I remember some time ago in a long-term care facility having a conversation with one of the residents. Joe was gazing out the window. I asked what he was thinking about, and he said, “I just remembered an incident with my brother that happened 30 years ago, and how rude and short-sighted I was at that time because of a personal hurt that had nothing to do with him. My brother died last year. I am just asking God and my brother for forgiveness. I am good, and so is God.” Then he remarked, “I can’t wait for tomorrow to learn more about my yesterdays, and hand them over to God.” I was touched by his candor, inspired by his self-reflection, and enlightened by his comment, I can’t wait for tomorrow to learn more about my yesterdays, and hand them over to God.
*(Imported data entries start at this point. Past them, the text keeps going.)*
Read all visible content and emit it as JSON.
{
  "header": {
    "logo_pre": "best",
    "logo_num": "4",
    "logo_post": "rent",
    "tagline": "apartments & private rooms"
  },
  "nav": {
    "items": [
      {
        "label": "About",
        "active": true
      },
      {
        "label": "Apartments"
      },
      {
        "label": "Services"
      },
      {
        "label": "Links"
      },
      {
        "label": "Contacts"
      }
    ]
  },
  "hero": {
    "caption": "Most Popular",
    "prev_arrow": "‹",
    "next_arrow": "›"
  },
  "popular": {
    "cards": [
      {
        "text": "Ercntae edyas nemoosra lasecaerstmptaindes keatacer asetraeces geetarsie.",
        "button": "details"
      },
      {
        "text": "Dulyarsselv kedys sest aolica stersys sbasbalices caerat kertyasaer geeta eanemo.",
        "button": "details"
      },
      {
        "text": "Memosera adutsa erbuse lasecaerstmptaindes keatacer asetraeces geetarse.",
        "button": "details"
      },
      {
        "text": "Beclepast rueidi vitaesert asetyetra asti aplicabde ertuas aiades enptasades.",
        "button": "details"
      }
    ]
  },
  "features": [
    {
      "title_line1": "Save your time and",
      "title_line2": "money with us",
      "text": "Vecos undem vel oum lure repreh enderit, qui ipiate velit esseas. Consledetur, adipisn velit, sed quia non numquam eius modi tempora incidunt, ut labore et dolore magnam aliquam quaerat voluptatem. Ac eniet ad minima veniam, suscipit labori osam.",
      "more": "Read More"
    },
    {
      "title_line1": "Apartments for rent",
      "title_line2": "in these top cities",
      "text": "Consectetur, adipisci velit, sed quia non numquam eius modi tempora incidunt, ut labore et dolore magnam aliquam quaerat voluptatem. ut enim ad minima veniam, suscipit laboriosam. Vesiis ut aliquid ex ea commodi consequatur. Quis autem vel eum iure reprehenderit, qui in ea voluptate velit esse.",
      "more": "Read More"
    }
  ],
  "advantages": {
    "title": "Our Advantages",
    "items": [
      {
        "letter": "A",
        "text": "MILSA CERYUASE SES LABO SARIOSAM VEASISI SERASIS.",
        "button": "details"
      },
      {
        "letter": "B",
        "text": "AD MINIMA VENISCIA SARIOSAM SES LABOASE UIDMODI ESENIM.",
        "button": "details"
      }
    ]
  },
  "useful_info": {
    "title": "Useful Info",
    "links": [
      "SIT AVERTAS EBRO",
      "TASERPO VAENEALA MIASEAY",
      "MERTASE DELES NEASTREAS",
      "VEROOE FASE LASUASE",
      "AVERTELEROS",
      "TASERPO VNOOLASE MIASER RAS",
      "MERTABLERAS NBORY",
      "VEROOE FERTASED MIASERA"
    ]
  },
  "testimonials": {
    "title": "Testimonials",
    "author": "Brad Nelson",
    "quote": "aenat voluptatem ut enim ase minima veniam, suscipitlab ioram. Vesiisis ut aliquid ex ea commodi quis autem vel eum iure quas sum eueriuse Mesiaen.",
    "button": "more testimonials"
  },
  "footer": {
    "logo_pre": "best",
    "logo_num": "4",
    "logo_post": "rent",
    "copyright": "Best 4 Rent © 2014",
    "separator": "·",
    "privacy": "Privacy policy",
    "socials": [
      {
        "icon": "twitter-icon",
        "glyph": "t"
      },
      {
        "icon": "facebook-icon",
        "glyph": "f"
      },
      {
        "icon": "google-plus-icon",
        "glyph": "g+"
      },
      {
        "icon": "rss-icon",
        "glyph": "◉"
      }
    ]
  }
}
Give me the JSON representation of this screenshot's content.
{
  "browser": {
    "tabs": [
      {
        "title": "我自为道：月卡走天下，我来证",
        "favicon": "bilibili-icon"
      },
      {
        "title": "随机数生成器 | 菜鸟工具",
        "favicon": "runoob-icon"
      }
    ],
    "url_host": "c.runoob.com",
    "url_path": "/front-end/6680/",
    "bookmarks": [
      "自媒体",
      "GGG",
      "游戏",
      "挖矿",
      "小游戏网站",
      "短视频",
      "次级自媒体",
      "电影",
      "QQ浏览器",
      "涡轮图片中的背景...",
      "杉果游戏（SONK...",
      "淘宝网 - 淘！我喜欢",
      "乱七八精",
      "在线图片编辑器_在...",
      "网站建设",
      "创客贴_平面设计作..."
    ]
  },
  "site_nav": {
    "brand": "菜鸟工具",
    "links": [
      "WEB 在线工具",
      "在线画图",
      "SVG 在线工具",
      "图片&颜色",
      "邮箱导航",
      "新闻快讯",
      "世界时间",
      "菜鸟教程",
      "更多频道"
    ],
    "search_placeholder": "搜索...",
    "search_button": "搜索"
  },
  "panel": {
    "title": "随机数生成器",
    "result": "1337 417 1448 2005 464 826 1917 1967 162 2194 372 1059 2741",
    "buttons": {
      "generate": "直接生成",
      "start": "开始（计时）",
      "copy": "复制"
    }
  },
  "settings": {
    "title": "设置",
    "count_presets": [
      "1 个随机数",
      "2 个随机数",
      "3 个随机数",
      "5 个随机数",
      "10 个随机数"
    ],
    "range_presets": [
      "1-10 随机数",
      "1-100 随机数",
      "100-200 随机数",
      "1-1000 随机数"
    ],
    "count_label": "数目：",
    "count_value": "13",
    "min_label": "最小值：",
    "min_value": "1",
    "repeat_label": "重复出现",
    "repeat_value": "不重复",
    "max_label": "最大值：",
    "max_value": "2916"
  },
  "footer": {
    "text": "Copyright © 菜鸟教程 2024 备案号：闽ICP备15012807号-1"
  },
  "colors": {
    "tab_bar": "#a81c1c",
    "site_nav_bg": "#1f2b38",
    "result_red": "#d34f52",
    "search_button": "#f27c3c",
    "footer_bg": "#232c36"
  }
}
Every New Year is an invitation for a tomorrow, and an invitation to learn about and let go of our yesterdays. In preparing this column, I looked back at my January-February columns of past years. I did this last year also. Last year I wrote:
“I was struck by the themes of these issues: 2008 was Solutions to Charting, 2009 was Reaching Out to the Immigrant, 2010 was Small Workplace, Big Challenges, and 2011 was the Profession of Chaplaincy. These are still vital themes for our members. Thirdly, the topics of my columns were: 2008 – promoting the value of pastoral care. 2009 – our NACC 2009 goals, 2010 – the call to leadership within NACC, and 2011 – what characteristics make chaplaincy a profession.”
Last year’s theme was on how spiritual care ministry in healthcare is responding to the needs of the poor. It paralleled well the 2009 theme on Reaching Out to the Immigrant, as both focused our attention on those we serve, especially society’s marginalized. This year’s theme examines how our members are called through and on behalf of their institutions to relate to the broader community within which the institution is situated. Do you notice a pattern too?
About five years ago, the phrase “from bedside to boardroom” challenged the common notion of the chaplain’s work to be mostly bedside ministry. It called us to embrace and communicate the realization that chaplaincy is part of the spiritual leadership efforts throughout the institution, working with mission leaders and others to promote the spirituality of the organization.
More recently the call for chaplaincy is not only from bedside to boardroom, but to beyond the walls of the institution and into the community, whether it is in clinics, outpatient settings, community health centers, homes, mobile units, and more. As we know, healthcare reform emphasizes prevention and wellness, and one delivery model will be the medical home model of care.
One of our challenges will be to be seen and experienced as one of the providers in the medical home model of care. It is not surprising that on websites that explain the medical home model of care, spiritual care providers are most often not mentioned. For example:
As Medicaid spending continues to overwhelm state budgets, the medical home model of care offers one method of transforming the healthcare delivery system. Medical homes can reduce costs while improving quality and efficiency through an innovative approach to delivering comprehensive patient-centered preventive and primary care.
Also known as the patient-centered medical home (PCMH), this model is designed around patient needs and aims to improve access to care (e.g., through extended office hours and increased communication between providers and patients via email and telephone), increase care coordination and enhance overall quality, while simultaneously reducing costs.
The medical home relies on a team of providers – such as physicians, nurses, nutritionists, pharmacists, and social workers – to meet a patient’s healthcare needs. Studies have shown that the medical home model’s attention to the whole-person and integration of all aspects of healthcare offer potential to improve physical health, behavioral health, access to community-based social services and management of chronic conditions.
This particular site also notes that health information technology (HIT) is a key to success because it makes possible a virtual network of providers. Unless chaplaincy charting and spiritual assessments are integrated into HIT, we will not be part of the team of providers. Also, they note that the focus on quality of patient outcomes rather than volume will drive payment. So do care plans and their evidence-based outcomes of quality include spiritual care?
In the coming months and years, we will need to devote our efforts to being a strategic partner in our organizations when they are designing pilot projects and service models to provide care beyond the walls. We are grateful to the many systems that have been including chaplaincy in this process, from ensuring that spiritual care is part of the design of their HIT, to exploring models to ensure chaplaincy care is part of the services offered.
We have an exciting and vital challenge ahead of us! Bring on 2013!